P.S. моя основная ОС не Linux, поэтому для его изучения предпочитаю только консоль, никаких отдельных установок дистрибутивов с GUI.

Comments

[Alexander Lebedev]

Используй файрвол, пропиши правила доступа, в дебиан при использовании зашифрованной системы, шифруются только rооt файлы и папки. на тебе волшебную кнопку для запускаж;[Desktop Entry]
Comment=cryptkeeper
Terminal=false
Name=(κρυπτόςγράφειν⌘)
Exec=gksu
Type=Application

[Alexander Lebedev]

загрузи cryptkeeper или аналог для трея и создания шифрованых дисков и папок, поддерживает смарт пароли (gnome soft)

[Bjornie]

lebedev444 это была хорошая попытка показать, что вы много знаете, но, к сожалению я ничего не понял.

[Alexander Lebedev]

если хочешь кнопку скопируй и вставь в текст редакторе, укажи правильно дату,имя файла, и коментарий должен быть на установленную программу, по этому установи ! напиши apt search [программа которую хочешь найти], sudо аpt-get instаll [имя из результата выше] не забудь аpt-gеt updаte и добро пожаловать в юникс!

Answer 1

[Tyranron]

Ряд моментов Вы уже сделали, но я все равно их опишу для полноты списка.

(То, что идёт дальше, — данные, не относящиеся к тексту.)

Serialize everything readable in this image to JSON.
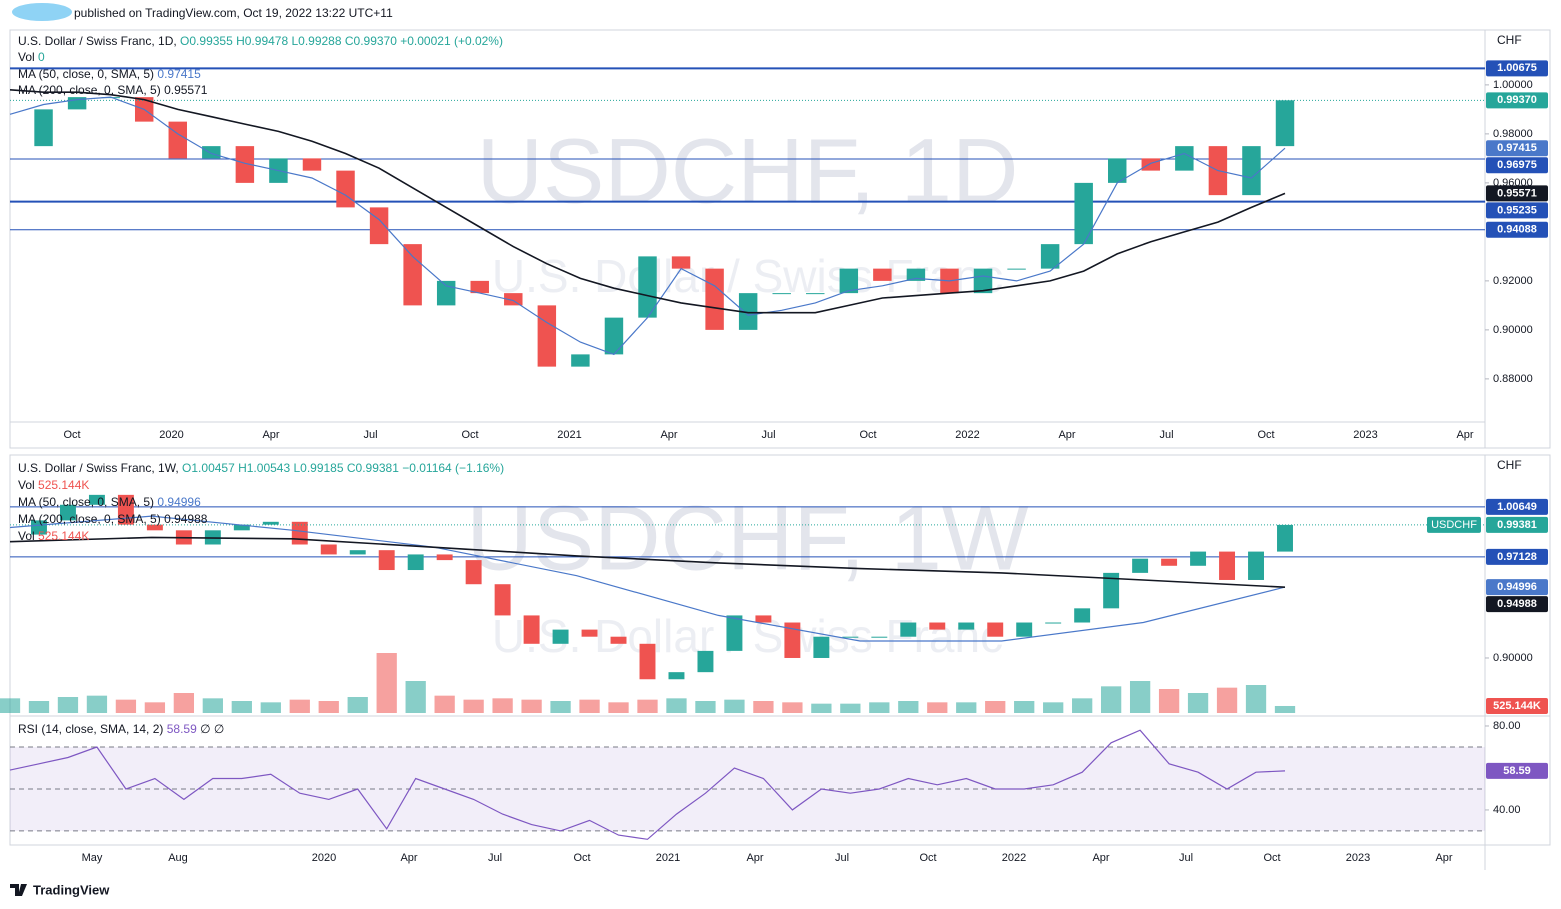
{
  "header": {
    "text": "published on TradingView.com, Oct 19, 2022 13:22 UTC+11"
  },
  "footer": {
    "brand": "TradingView"
  },
  "chart_data": [
    {
      "type": "candlestick",
      "title": "U.S. Dollar / Swiss Franc, 1D,",
      "ohlc_text": "O0.99355 H0.99478 L0.99288 C0.99370 +0.00021 (+0.02%)",
      "watermark": "USDCHF, 1D",
      "watermark_subtitle": "U.S. Dollar / Swiss Franc",
      "axis_unit": "CHF",
      "volume_legend": {
        "label": "Vol",
        "value": 0
      },
      "up_color": "#26a69a",
      "down_color": "#ef5350",
      "ylim": [
        0.8624,
        1.0224
      ],
      "yticks": [
        {
          "value": 0.88,
          "label": "0.88000"
        },
        {
          "value": 0.9,
          "label": "0.90000"
        },
        {
          "value": 0.92,
          "label": "0.92000"
        },
        {
          "value": 0.96,
          "label": "0.96000"
        },
        {
          "value": 0.98,
          "label": "0.98000"
        },
        {
          "value": 1.0,
          "label": "1.00000"
        }
      ],
      "xtick_labels": [
        "Oct",
        "2020",
        "Apr",
        "Jul",
        "Oct",
        "2021",
        "Apr",
        "Jul",
        "Oct",
        "2022",
        "Apr",
        "Jul",
        "Oct",
        "2023",
        "Apr"
      ],
      "series": [
        {
          "name": "U.S. Dollar / Swiss Franc, 1D,",
          "kind": "price",
          "last_label": "0.99370",
          "values": [
            0.975,
            0.99,
            0.995,
            0.995,
            0.985,
            0.97,
            0.975,
            0.96,
            0.97,
            0.965,
            0.95,
            0.935,
            0.91,
            0.92,
            0.915,
            0.91,
            0.885,
            0.89,
            0.905,
            0.93,
            0.925,
            0.9,
            0.915,
            0.915,
            0.915,
            0.925,
            0.92,
            0.925,
            0.915,
            0.925,
            0.925,
            0.935,
            0.96,
            0.97,
            0.965,
            0.975,
            0.955,
            0.975,
            0.9937
          ]
        },
        {
          "name": "MA (50, close, 0, SMA, 5)",
          "kind": "line",
          "color": "#4a78c9",
          "last_label": "0.97415",
          "values": [
            0.988,
            0.992,
            0.994,
            0.995,
            0.99,
            0.98,
            0.972,
            0.968,
            0.965,
            0.962,
            0.955,
            0.945,
            0.93,
            0.918,
            0.915,
            0.912,
            0.903,
            0.895,
            0.89,
            0.905,
            0.925,
            0.918,
            0.906,
            0.908,
            0.911,
            0.916,
            0.918,
            0.921,
            0.92,
            0.922,
            0.92,
            0.924,
            0.935,
            0.96,
            0.968,
            0.972,
            0.965,
            0.962,
            0.97415
          ]
        },
        {
          "name": "MA (200, close, 0, SMA, 5)",
          "kind": "line",
          "color": "#131722",
          "last_label": "0.95571",
          "values": [
            0.998,
            0.997,
            0.997,
            0.996,
            0.994,
            0.99,
            0.987,
            0.984,
            0.981,
            0.977,
            0.972,
            0.966,
            0.958,
            0.95,
            0.942,
            0.934,
            0.927,
            0.921,
            0.917,
            0.914,
            0.911,
            0.909,
            0.907,
            0.907,
            0.907,
            0.91,
            0.913,
            0.914,
            0.915,
            0.916,
            0.918,
            0.92,
            0.924,
            0.931,
            0.936,
            0.94,
            0.944,
            0.95,
            0.95571
          ]
        }
      ],
      "levels": [
        {
          "value": 1.00675,
          "label": "1.00675",
          "color": "#2451b7",
          "thick": true
        },
        {
          "value": 0.96975,
          "label": "0.96975",
          "color": "#2451b7",
          "thick": false
        },
        {
          "value": 0.95235,
          "label": "0.95235",
          "color": "#2451b7",
          "thick": true
        },
        {
          "value": 0.94088,
          "label": "0.94088",
          "color": "#2451b7",
          "thick": false
        }
      ]
    },
    {
      "type": "candlestick",
      "title": "U.S. Dollar / Swiss Franc, 1W,",
      "ohlc_text": "O1.00457 H1.00543 L0.99185 C0.99381 −0.01164 (−1.16%)",
      "watermark": "USDCHF, 1W",
      "watermark_subtitle": "U.S. Dollar / Swiss Franc",
      "axis_unit": "CHF",
      "symbol_badge": "USDCHF",
      "up_color": "#26a69a",
      "down_color": "#ef5350",
      "ylim": [
        0.8598,
        1.0431
      ],
      "yticks": [
        {
          "value": 0.9,
          "label": "0.90000"
        }
      ],
      "series": [
        {
          "name": "U.S. Dollar / Swiss Franc, 1W,",
          "kind": "price",
          "last_label": "0.99381",
          "values": [
            0.987,
            0.997,
            1.008,
            1.015,
            0.994,
            0.99,
            0.98,
            0.99,
            0.994,
            0.996,
            0.98,
            0.973,
            0.976,
            0.962,
            0.973,
            0.969,
            0.952,
            0.93,
            0.91,
            0.92,
            0.915,
            0.91,
            0.885,
            0.89,
            0.905,
            0.93,
            0.925,
            0.9,
            0.915,
            0.915,
            0.915,
            0.925,
            0.92,
            0.925,
            0.915,
            0.925,
            0.925,
            0.935,
            0.96,
            0.97,
            0.965,
            0.975,
            0.955,
            0.975,
            0.99381
          ]
        },
        {
          "name": "MA (50, close, 0, SMA, 5)",
          "kind": "line",
          "color": "#4a78c9",
          "last_label": "0.94996",
          "values": [
            0.992,
            1.0,
            0.99,
            0.978,
            0.958,
            0.93,
            0.912,
            0.912,
            0.925,
            0.94996
          ]
        },
        {
          "name": "MA (200, close, 0, SMA, 5)",
          "kind": "line",
          "color": "#131722",
          "last_label": "0.94988",
          "values": [
            0.982,
            0.985,
            0.984,
            0.978,
            0.972,
            0.967,
            0.963,
            0.96,
            0.955,
            0.94988
          ]
        }
      ],
      "volume": {
        "label": "Vol",
        "last_label": "525.144K",
        "ylim": [
          0,
          19500
        ],
        "values": [
          1100,
          900,
          1200,
          1300,
          1000,
          800,
          1500,
          1100,
          900,
          800,
          1000,
          900,
          1200,
          4500,
          2400,
          1300,
          1000,
          1100,
          1000,
          900,
          1000,
          800,
          1000,
          1100,
          900,
          1000,
          900,
          800,
          700,
          700,
          800,
          900,
          800,
          800,
          900,
          900,
          800,
          1100,
          2000,
          2400,
          1800,
          1500,
          1900,
          2100,
          525.144
        ]
      },
      "levels": [
        {
          "value": 1.00649,
          "label": "1.00649",
          "color": "#2451b7",
          "thick": false
        },
        {
          "value": 0.97128,
          "label": "0.97128",
          "color": "#2451b7",
          "thick": false
        }
      ]
    },
    {
      "type": "line",
      "ylim": [
        23.3,
        83.8
      ],
      "yticks": [
        {
          "value": 80,
          "label": "80.00"
        },
        {
          "value": 40,
          "label": "40.00"
        }
      ],
      "band_lines": [
        70,
        50,
        30
      ],
      "band_color": "#7e57c2",
      "xtick_labels": [
        "May",
        "Aug",
        "2020",
        "Apr",
        "Jul",
        "Oct",
        "2021",
        "Apr",
        "Jul",
        "Oct",
        "2022",
        "Apr",
        "Jul",
        "Oct",
        "2023",
        "Apr"
      ],
      "series": [
        {
          "name": "RSI (14, close, SMA, 14, 2)",
          "kind": "line",
          "color": "#7e57c2",
          "last_label": "58.59",
          "extra": "∅ ∅",
          "values": [
            59,
            62,
            65,
            70,
            50,
            55,
            45,
            55,
            55,
            57,
            48,
            45,
            50,
            31,
            55,
            50,
            45,
            38,
            33,
            30,
            35,
            28,
            26,
            38,
            48,
            60,
            55,
            40,
            50,
            48,
            50,
            55,
            52,
            55,
            50,
            50,
            52,
            58,
            72,
            78,
            62,
            58,
            50,
            58,
            58.59
          ]
        }
      ]
    }
  ]
}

1. Создать отдельного пользователя и хороший пароль на sudo. Не использовать больше root напрямую. Совсем.

2. SSH. Отключаем метод аутентификации по паролю. Если Вам не нужны другие методы, то их тоже можно отключить, оставив только publickey. Отключаем возможность аутентификации root'ом. Включаем использование только 2й версии SSH протокола.

3. Устанавливаем Fail2Ban и настраиваем чтобы после нескольких неуспешных попыток подключения по SSH банило по IP на длительное время. Кол-во попыток и время бана можно тюнить в меру своей паранойи. У меня, например, банит на час после 2х неуспешных попыток.

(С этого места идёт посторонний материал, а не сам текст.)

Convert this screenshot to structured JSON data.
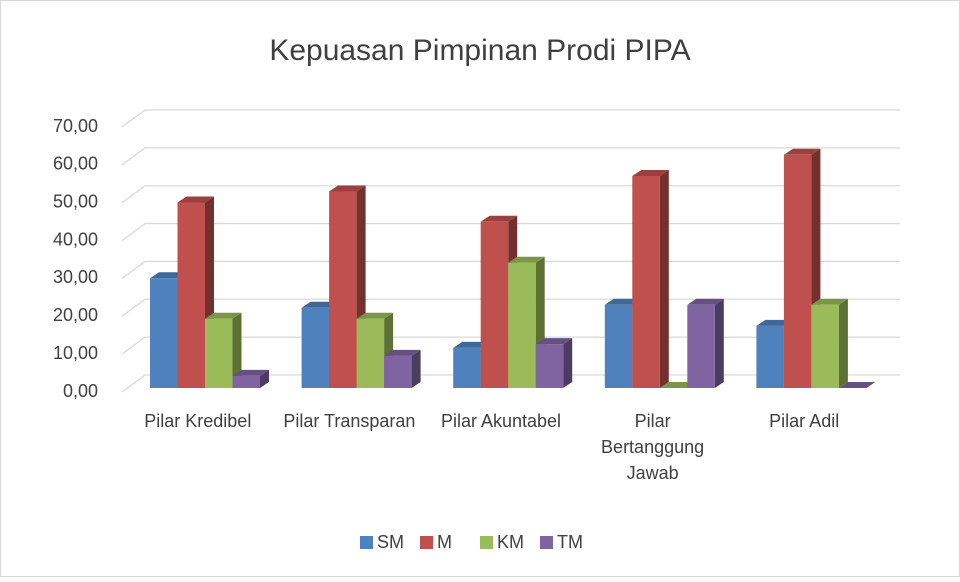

4. Iptables. Действуем по принципу "запрещено все, что не разрешено". Запрещаем по умолчанию весь INPUT и FORWARD трафик снаружи. Открываем на INPUT'е 22 порт. В дальнейшем открываем порты/forwarding по мере необходимости. Если у нас предполагаются сервисы на соседних серверах нужные только для внутренней коммуникации (Memcached, Redis, и т.д.), то открываем для них порты только для определенных IP. Просто так торчать наружу для всех они не должны.

5. Настраиваем автоматические обновления apt-пакетов. Уровень security. То есть так, чтобы обновления безопасности накатывались автоматически, но при этом не выполнялись обновления со сменой мажорной версии (дабы обезопасить себя от "само сломалось").

6. Устанавливаем ntpd. Серверное время должно быть точным. Также временную зону сервера лучше всего установить в UTC.

7. TLS (не SSL) используем везде где можем. Через Let's Encrypt получаем бесплатные валидные сертификаты. В конфигах веб-серверов, mail-серверов, и других приложений торчащих наружу (в том числе и OpenVPN), запрещаем/убираем использование слабых шифров. Все ключи/параметры генерируем не менее 2048 бит. Самоподписные сертификаты подписываем с помощью SHA-256 (не SHA-1). Diffie-Hellman параметры (dh.pem) под каждый сервис лучше сгенерить отдельно. Проверяем TLS сервисов через Nmap. Минимальный grade должен быть A, не должно быть warning'ов.

8. Правильный менеджмент пользователей/групп. Приложения/сервисы не должны запускаться под root'ом (разве что они действительно этого требуют и иначе никак). Для каждого сервиса создается свой пользователь.

9. Если предполагается upload файлов через PHP (либо другие скриптовые языки), в директории, куда эти файлы загружаются (и которая доступна снаружи), должно быть жестко отключено любое выполнение скриптов/бинарников, что на уровне ОС (x права), что на уровне веб-сервера.

Это была база.
Дальше, в меру своей паранойи можно за'harden'ить сервер ещё следующими моментами:
- SELinux, chroot
- доступ к SSH только с определенных IP (нужно иметь 3-4 VPN-сервера под рукой)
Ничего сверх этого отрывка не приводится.